Fatty Fish Collar [$50.00] | Tamaki Rice, Nam Pla, Purple Basil
Salmon collar was indeed as fatty as advertised. Given its smoky potency, that super acidic, funky fish sauce made sense as a counterpoint, while the rice tempered all the strong flavors going on.
Initially, we'd ordered the tomato tart, but were informed that the restaurant had run out of the dish's pastry base. However, our server was kind enough to convince the kitchen to whip up this version using sourdough instead. The back-and-forth between those juicy cuts of tomato and burrata definitely worked, and I liked the contrast provided by the dish's sugary, almost honeyed base as well. The bread, though, was a bit too aggressively crusty in this application, so I can certainly see how this would've been even better had the proper pastry been available.
Little Oceans (Vodka Manhattan) [$22.00] | Mulholland Vodka. Red Vermouth. Cherry Bitters. Maraschino.
The Manhattan is my go-to classic cocktail, but I don't think I've ever had a version of the drink made with vodka before. That's a bit of a shame, since this was pretty great. I was especially smitten by all the floral, bitter notes present and how they coalesced with the heat of the spirit.
Here we see Otium's dessert menu and array of after-dinner libations. Click for larger versions.
Warm Chocolate Tart [$16.00] | Banana Malt Ice Cream, Hazelnut, Bourbon Caramel
In the requisite chocolate dessert, hazelnut and especially banana were crucial in evening out the overt richness of the cacao. I got a nice temperature contrast here, too.
Rum Raisin Ice Cream [$15.00] | Almond Streusel, Pineapple, Caramel, Vanilla Chantilly
Rum-soaked raisins were surprisingly boozy, so the pineapple and whipped cream were really needed for any semblance of balance, while that caramel served as a sugary backbone.
At this point, we were given a pour of the Boal, Madeira, Portugal 1904, from well-known producer D'Oliveira. The nose was just what I was anticipating, bringing forth dusty raisins and other dark-toned aromas of earth and smoke. Taste-wise, I found mature, yet still somehow vivacious dark fruit combined with a palpable acidity, hints of astringency, some surprisingly tropical notes, and a pancake syrup-like richness. Mature but never old-tasting, this wine may have already existed for 120 years, but I feel like it could still outlive me--absolutely lovely.

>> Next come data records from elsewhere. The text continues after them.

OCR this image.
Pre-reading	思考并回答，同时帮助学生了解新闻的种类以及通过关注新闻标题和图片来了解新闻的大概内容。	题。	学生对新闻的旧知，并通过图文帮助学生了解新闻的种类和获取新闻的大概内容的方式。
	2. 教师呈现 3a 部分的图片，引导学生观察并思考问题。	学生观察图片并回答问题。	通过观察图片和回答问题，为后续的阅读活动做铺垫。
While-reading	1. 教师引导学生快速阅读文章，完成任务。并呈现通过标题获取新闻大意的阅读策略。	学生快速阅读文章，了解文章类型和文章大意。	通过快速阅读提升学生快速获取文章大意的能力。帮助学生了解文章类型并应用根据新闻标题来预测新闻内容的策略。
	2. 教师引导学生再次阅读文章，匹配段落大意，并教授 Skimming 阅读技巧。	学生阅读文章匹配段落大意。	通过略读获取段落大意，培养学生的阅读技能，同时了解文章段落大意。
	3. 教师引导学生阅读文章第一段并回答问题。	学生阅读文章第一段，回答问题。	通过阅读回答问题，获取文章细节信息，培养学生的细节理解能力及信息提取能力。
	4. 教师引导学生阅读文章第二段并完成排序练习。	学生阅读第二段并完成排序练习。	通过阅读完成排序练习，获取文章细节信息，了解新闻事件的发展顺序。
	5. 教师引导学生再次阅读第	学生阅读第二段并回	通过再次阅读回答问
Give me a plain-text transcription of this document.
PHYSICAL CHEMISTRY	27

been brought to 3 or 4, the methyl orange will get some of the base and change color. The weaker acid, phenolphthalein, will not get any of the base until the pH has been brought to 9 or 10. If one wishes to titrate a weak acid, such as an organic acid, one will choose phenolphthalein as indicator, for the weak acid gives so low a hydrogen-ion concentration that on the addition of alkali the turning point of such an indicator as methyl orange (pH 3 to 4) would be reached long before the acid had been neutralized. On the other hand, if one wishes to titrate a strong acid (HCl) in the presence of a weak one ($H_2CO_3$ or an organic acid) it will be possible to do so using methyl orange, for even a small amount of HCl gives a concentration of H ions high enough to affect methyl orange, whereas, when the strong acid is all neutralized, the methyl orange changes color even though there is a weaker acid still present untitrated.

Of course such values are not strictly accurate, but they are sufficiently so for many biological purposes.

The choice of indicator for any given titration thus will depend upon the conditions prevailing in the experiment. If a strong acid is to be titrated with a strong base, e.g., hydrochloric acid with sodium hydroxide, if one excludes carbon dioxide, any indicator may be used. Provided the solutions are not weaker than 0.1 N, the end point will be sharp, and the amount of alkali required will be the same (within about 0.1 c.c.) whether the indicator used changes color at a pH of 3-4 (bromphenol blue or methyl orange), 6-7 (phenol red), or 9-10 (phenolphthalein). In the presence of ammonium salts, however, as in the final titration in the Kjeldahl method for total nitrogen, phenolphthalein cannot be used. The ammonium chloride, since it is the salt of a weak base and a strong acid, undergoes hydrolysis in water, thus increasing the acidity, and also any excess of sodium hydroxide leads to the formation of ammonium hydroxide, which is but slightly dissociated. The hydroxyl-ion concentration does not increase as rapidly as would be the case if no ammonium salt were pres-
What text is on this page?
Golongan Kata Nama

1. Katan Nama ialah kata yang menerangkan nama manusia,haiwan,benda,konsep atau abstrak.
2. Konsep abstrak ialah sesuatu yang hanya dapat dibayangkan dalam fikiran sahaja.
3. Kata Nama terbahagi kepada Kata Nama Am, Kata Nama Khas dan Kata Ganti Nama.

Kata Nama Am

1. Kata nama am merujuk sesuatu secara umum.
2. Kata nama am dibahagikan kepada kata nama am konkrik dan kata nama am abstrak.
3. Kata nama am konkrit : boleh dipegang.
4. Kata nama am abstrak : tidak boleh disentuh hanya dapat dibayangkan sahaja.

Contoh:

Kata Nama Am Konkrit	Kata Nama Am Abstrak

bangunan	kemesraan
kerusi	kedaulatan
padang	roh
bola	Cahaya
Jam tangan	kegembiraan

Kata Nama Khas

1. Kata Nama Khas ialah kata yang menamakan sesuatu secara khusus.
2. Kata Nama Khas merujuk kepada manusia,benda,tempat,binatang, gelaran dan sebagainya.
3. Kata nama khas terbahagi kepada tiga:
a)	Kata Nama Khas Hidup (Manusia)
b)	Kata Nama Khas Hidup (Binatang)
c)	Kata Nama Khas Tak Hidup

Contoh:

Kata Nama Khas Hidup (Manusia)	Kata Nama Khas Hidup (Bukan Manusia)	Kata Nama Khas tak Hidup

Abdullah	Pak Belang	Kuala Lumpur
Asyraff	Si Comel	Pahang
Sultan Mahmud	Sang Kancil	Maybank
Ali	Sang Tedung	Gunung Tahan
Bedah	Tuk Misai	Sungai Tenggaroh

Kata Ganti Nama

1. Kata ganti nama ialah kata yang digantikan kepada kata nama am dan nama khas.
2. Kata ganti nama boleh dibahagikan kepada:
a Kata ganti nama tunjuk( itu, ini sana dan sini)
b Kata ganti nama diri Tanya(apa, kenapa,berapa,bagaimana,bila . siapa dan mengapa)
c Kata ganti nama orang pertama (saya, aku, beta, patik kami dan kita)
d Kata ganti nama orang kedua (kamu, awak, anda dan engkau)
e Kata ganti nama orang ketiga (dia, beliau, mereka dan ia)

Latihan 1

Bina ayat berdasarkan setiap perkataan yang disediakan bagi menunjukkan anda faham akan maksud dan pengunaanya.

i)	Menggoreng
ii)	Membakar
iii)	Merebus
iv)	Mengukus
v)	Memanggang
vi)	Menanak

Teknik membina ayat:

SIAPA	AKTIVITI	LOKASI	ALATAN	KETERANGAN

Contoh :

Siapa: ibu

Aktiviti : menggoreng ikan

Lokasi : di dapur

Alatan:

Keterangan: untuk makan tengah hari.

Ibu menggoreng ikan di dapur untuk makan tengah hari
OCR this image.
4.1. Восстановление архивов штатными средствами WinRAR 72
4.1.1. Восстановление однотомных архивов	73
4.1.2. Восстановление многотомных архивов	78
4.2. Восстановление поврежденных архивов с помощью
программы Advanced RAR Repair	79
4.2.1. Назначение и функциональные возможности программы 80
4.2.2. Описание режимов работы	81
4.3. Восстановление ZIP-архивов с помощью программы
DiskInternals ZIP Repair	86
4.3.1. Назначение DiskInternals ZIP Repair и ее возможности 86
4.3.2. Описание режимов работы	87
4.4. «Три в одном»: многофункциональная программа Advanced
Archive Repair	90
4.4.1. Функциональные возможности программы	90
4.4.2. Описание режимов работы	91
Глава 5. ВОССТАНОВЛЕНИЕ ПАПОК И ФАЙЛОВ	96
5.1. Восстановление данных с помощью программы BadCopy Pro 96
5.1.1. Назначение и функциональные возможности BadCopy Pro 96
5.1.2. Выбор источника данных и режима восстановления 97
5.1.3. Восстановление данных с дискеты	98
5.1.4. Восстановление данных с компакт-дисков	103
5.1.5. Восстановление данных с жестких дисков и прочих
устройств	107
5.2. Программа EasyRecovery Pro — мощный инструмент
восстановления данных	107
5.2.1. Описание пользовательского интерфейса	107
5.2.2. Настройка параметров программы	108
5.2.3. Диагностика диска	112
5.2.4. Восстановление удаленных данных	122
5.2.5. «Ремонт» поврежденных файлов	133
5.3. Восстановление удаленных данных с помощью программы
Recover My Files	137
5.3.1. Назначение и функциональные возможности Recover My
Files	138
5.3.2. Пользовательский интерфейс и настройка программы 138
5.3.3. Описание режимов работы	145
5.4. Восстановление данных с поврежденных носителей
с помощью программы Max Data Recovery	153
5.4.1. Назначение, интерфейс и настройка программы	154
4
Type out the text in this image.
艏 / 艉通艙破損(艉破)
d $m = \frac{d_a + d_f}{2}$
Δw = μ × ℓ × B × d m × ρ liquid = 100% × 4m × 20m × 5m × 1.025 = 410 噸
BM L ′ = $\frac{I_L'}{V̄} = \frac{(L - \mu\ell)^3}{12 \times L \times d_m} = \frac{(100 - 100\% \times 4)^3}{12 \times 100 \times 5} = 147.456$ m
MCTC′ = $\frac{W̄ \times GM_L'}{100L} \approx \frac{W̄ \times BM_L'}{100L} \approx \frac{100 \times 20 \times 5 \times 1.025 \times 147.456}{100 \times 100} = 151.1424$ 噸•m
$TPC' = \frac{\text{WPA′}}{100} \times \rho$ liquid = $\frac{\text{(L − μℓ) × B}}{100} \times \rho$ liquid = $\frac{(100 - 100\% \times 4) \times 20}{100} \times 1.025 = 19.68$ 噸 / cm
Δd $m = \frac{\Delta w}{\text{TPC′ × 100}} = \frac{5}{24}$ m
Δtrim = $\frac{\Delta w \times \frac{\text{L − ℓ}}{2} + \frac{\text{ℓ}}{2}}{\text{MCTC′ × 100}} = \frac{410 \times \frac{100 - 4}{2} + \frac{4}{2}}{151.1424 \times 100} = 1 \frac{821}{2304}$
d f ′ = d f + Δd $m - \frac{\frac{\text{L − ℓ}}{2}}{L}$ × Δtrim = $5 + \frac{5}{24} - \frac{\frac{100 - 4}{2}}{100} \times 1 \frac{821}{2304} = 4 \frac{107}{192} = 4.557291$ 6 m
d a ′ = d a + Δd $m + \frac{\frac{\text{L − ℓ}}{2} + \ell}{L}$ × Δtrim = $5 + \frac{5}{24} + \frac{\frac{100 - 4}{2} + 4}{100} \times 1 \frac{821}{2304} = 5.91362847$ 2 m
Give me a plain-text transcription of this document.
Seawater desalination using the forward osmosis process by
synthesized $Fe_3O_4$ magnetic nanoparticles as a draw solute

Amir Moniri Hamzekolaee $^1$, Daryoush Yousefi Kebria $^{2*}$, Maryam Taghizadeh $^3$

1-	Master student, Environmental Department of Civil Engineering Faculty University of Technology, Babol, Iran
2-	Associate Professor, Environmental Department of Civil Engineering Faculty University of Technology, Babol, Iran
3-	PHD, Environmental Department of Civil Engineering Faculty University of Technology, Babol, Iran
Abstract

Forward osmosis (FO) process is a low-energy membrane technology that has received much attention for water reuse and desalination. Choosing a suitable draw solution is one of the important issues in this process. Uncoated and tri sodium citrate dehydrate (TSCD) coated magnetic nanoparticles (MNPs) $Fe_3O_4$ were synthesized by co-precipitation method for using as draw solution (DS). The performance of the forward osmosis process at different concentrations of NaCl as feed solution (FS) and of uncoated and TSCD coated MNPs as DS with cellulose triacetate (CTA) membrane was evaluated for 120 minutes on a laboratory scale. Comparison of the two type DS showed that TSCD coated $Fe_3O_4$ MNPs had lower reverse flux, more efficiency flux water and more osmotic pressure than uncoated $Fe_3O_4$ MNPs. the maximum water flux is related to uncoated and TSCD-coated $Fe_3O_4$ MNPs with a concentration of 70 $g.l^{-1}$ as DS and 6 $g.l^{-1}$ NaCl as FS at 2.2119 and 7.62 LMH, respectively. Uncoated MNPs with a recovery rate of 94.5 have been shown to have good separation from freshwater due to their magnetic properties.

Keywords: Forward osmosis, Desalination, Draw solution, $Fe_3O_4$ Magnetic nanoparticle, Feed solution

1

Lime Sorbet [$12.00] | Jamaica Granite, Satsuma Mandarin, Jicama
This last dessert was on the refreshing, almost bracing side, displaying a bevy of utterly floral, fruity flavors set against a creamy sorbet and a slightly herbaceous edge.
We had a very solid dinner tonight, and I'm sad to see this place go; it's definitely a loss for the Downtown dining scene. As for Tim Hollingsworth's next steps, over the past couple years he's been busy with Chain, which started as a fast food-inspired pop-up in 2022 before morphing into both a permanent spot in Virgil Village back in January and a festival by the name of ChainFest. Otium, meanwhile, might return in another location, perhaps further out west, so I guess we'll have to wait and see.